À quoi les biens incorporels ressemblent-ils? Ils sont de nature intellectuelle et non physique, ce qui est vrai de tous droits dans tous systèmes. Il semble, cependant, que les avocats civilistes peuvent voir ce que leurs homologues de common law ne peuvent pas. Grâce à la structure inhérente du droit civil (personnes, obligations, biens) ainsi qu’aux principes patrimoniaux généraux tels que le numerus clausus et les principes de la publicité et de l’opposabilité, les avocats civilistes distinguent d’office les droits réels des droits réels limités (ou démembrements). La division entre droits réels et droits personnels inhérente à cette structure joue un rôle central dans le droit des sûretés. Cette simplicité est un des grands facteurs attrayants à l’approche civiliste en droit privé.

Cela dit, les concepts de base civilistes sont trop souvent affirmés sans être expliqués, peut-être à cause de leur histoire, de leur force d’autorité et de leur rationalité relative. C’est notamment le cas en droit des sûretés. Le niveau de réflexion critique en droit civil quant aux intérêts propriétaires en matière de sûretés n’a pas atteint celui du discours contemporain en common law. Les réponses en common law démontrent en général une grande ingéniosité pratique, voire ad hoc. Toutefois, cette ingéniosité n’a pas été accompagnée d’intelligibilité.

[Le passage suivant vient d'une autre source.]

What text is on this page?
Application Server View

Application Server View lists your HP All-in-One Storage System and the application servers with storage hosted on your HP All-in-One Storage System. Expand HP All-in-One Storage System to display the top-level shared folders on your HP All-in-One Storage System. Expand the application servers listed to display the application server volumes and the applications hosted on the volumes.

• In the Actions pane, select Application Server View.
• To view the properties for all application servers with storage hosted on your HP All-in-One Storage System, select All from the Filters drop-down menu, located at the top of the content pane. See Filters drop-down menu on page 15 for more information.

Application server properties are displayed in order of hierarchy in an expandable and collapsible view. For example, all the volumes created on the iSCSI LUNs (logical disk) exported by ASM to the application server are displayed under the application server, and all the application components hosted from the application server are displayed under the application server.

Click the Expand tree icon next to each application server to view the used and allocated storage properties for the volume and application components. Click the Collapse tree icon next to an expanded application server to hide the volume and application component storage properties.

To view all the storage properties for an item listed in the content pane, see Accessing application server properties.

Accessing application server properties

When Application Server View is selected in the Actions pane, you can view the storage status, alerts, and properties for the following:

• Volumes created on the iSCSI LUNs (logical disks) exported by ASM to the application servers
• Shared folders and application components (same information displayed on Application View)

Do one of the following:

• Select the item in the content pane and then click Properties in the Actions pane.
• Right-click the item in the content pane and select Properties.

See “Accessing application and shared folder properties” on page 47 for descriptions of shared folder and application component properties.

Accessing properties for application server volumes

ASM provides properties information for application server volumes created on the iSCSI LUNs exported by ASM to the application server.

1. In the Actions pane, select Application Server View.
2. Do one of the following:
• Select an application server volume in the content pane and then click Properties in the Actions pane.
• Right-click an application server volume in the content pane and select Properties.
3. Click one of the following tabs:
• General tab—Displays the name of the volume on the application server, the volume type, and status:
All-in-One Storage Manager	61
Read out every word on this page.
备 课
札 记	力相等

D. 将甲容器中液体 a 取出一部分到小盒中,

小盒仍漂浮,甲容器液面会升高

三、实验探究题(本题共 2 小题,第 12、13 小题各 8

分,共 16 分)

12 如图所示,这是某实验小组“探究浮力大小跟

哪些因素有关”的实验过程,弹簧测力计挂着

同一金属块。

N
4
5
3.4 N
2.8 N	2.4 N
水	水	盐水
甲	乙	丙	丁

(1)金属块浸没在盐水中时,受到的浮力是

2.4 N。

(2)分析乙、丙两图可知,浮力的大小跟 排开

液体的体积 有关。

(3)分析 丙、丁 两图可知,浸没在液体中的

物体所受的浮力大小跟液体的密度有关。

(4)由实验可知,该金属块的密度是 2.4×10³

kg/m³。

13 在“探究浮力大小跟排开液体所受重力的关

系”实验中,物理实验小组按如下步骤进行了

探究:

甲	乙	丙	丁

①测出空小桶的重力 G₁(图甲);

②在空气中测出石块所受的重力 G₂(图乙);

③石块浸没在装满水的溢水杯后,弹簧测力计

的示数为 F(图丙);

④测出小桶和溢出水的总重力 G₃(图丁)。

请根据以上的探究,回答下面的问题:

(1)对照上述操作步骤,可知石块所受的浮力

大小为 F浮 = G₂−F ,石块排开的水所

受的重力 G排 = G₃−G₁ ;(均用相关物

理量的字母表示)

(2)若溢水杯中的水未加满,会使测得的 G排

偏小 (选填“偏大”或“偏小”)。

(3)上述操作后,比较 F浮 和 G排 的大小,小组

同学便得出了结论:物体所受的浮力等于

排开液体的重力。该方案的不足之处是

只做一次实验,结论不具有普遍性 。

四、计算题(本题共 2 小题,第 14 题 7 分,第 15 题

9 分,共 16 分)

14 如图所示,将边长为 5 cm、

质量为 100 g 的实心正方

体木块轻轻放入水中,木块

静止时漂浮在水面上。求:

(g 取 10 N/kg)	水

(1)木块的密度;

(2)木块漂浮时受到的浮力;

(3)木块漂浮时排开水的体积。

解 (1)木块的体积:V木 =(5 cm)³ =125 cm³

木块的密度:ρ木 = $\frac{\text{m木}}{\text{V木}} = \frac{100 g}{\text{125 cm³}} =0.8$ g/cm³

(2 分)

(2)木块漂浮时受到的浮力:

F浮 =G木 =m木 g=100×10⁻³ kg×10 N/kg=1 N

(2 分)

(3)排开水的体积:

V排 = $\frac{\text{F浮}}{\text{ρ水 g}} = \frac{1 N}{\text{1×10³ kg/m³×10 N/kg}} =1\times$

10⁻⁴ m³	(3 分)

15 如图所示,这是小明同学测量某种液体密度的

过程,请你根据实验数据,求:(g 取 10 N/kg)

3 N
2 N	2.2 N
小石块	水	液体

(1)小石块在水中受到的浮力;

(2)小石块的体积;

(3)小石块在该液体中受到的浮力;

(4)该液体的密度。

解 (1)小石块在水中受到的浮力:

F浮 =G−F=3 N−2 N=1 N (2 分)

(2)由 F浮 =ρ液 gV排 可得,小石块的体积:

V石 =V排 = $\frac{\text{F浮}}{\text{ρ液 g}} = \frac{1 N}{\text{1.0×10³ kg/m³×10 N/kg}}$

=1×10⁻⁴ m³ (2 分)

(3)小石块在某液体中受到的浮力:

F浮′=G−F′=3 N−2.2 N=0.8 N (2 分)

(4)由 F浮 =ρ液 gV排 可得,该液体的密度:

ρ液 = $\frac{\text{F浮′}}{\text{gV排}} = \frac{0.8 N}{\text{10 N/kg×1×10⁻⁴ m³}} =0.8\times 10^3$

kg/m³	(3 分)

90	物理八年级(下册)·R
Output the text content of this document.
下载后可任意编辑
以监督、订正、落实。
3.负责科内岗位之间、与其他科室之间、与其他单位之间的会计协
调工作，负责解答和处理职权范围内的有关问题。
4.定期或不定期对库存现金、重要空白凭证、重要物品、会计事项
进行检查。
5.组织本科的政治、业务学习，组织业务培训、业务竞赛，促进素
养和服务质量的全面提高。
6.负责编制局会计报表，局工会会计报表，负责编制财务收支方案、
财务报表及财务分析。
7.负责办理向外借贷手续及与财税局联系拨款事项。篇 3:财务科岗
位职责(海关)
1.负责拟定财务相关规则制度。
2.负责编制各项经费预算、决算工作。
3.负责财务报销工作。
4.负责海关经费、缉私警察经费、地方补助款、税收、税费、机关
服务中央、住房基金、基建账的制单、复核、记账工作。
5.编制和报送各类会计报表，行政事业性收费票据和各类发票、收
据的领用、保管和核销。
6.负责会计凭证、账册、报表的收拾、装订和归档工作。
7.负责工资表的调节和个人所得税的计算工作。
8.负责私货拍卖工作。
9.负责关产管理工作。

La cohérence est depuis longtemps un attribut du droit civil. Cependant, les grands Codes civils n’étaient pas toujours cohérents, particulièrement en ce qui a trait aux points techniques liés à la propriété et aux sûretés. Les Codes ont été formulés lorsque l’actif paradigmatique était le bien foncier et lorsque les biens incorporels étaient, pour des fins commerciales, encadrés par les codes commerciaux et, en particulier, le droit des titres négociables. Une perception de conservatisme en est le résultat, et le manque d’une révision systématique a parfois mené à des modifications fragmentaires seulement. La récente révision du droit sûretés mobilières en Écosse – un système de langue anglaise qui, dans ce domaine, se sert du droit civil – a offert une occasion d’y réfléchir de manière globale.

C’est dans ce contexte que j’examine trois points : l’application de la théorie des droits limités aux créances et aux droits de propriété intellectuelle; le principe de l’opposabilité et le principe de la publicité. Dans certains cas, je démontre que la cohérence apparente du droit civil n’est qu’illusoire. Néanmoins, en me référant aux écrits de George Gretton, je suggère qu’une approche plus cohérente des principes patrimoniaux de base apporterait de la clarté à la structure du droit. Ces améliorations doctrinales nous permettraient de nous concentrer sur la traduction de cette théorie à la réalité des opérations financières ordinaires.

À propos des Ateliers de droit civil

Depuis plus d'une décennie, les Ateliers de droit civil du Centre Paul-André Crépeau de droit privé et comparé sont le lieu d'échanges et de réflexion fondamentale sur le droit privé.

Cette activité a été accréditée pour 1,5 heure de formation continue obligatoire par le Barreau du Québec (no. 10058257).

Aucune inscription préalable requise.